DU JAMAIS VU BIEN ENTENDU

DU JAMAIS VU BIEN ENTENDU
« Les premiers seront les derniers et les derniers seront les premiers »

S’il faut se convaincre ou espérer que Haïti renaisse de ses cendres, une boule de cristal ne suffit pas. Il y a des cantiques et d’autres issues parmi lesquels croire dans la parole, le verbe qui se fait chair quand sonne l’heure, suggère l’idée que comme entrée en matière on s’engage dans la bonne voie. Est-ce là encore suffisant pour atteindre l’idéal ? je ne crois pas. Par le concret, l’action positive, la foi et la persévérance, oui il est à bon droit de s’attendre à des retombées considérables. c’est à ce propos que DEFI se propose d’implémenter sa politique tout le long de son parcours.
Tout est déjà dit dans la politique haïtienne, mais tout est à faire et à refaire. N’est-ce pas là un constat documenté qui, à vue d’œil et au su, à crever les tympans invite tout un chacun à sortir de la routine et d entreprendre un rituel plus rassurant ?
On se rappelle cette phrase qui semble se rapporter à de l’utopie si on ne l’examine dans toute sa profondeur, mais qui en réalité se révèle dans la pratique le catalyseur par excellence de tout comportement humain : « La vie est un véritable théâtre où chacun apparaît fait sa grimace et s’en va ». Ce qu’il faut tirer comme leçon dans cet énoncé, c’est ce qui n’est pas dit. Il paraît simple mais contient des sous entendus vitaux que l on découvrira au bout de son temps.
Dans un théâtre il y a le spectacle et les spectateurs, or en s’arrêtant net au passage d’un acte, le niveau de la grimace ou de l intelligence, la scène ne concerne uniquement que les acteurs.
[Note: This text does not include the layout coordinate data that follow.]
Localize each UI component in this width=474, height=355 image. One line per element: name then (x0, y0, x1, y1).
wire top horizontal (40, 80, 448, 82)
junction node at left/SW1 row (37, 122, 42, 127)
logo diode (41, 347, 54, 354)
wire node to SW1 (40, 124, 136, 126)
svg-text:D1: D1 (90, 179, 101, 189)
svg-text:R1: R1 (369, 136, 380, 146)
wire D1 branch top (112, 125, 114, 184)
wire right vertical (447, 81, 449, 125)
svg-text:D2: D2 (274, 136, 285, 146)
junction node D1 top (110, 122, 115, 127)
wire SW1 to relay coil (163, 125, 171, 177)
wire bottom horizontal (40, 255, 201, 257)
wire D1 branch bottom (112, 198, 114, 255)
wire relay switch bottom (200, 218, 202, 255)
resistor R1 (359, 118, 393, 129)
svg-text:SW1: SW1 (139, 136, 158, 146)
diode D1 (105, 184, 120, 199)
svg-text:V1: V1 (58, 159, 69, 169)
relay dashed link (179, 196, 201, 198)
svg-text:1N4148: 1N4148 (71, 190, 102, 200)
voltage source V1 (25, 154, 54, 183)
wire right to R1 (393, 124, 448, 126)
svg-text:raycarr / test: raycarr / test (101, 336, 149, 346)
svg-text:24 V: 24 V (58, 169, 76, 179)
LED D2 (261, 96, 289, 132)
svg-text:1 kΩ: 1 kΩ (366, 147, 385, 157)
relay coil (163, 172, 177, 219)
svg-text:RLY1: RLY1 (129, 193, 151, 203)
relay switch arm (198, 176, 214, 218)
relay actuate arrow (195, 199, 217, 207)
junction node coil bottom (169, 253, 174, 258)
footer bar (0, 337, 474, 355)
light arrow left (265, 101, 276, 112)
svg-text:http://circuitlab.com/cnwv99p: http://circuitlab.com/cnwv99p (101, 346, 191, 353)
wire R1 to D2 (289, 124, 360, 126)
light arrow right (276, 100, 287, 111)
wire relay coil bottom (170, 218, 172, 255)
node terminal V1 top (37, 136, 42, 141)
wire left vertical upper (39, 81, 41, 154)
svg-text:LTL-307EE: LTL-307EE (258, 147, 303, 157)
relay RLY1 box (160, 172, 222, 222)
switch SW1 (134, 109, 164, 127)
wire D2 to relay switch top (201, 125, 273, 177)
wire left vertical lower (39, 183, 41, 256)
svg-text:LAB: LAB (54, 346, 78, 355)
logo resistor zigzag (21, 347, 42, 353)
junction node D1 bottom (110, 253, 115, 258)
Qu’en est il alors des spectateurs ? Ne jouent-ils pas aussi un rôle pour que le spectacle soit réel ? Ainsi, se mettre en scène sans tenir compte du rôle que jouent les spectateurs équivaut à vouloir combler la mer de cailloux. Jamais le succès ne sera assuré.
Sur la scène haïtienne c’est exactement ou à peu près ce qui se passe. Deux cents ans après avoir réalisé la plus digne des scènes de l’histoire humaine, les acteurs et les spectateurs se battent au lieu de se fondre pour devenir un, et perdent de vue l objectif qu’ils s étaient fixé. Une fois le drapeau hissé les acteurs jouent leur rôle sans se préoccuper de l’assistance qui devient de plus en plus exigeant, dont l’intérêt a grandi par rapport à l’ampleur et à la valeur de l’Acte. Ce qui en résulte, c est l’ambiguïté et le chaos.

Témoin de ce schisme à ce point eschatologique, DEFI s’est juré de remettre la pendule à l’heure en faisant appel au plus grand nombre et au plus capable; le plus grand nombre étant l assistance, et les plus capables ce sont les acteurs, non dans le sens de titre mais dans leur capacité à jouer leur rôle dans le désir absolu d obtenir la satisfaction de l audience. En un mot, ce qui fait de la politique un art c’est de l’entreprendre en croisée, c’est à dire à la verticale et à l’horizontale en même temps.
Malheureusement le théâtre haïtien depuis un certain temps se trouve dans l’impasse, dans un « sauve qui peut » généralisé, où tout est au dépourvu, rien n’est au beau fixe. Conséquence ? abstraction. Le peuple est aux abois.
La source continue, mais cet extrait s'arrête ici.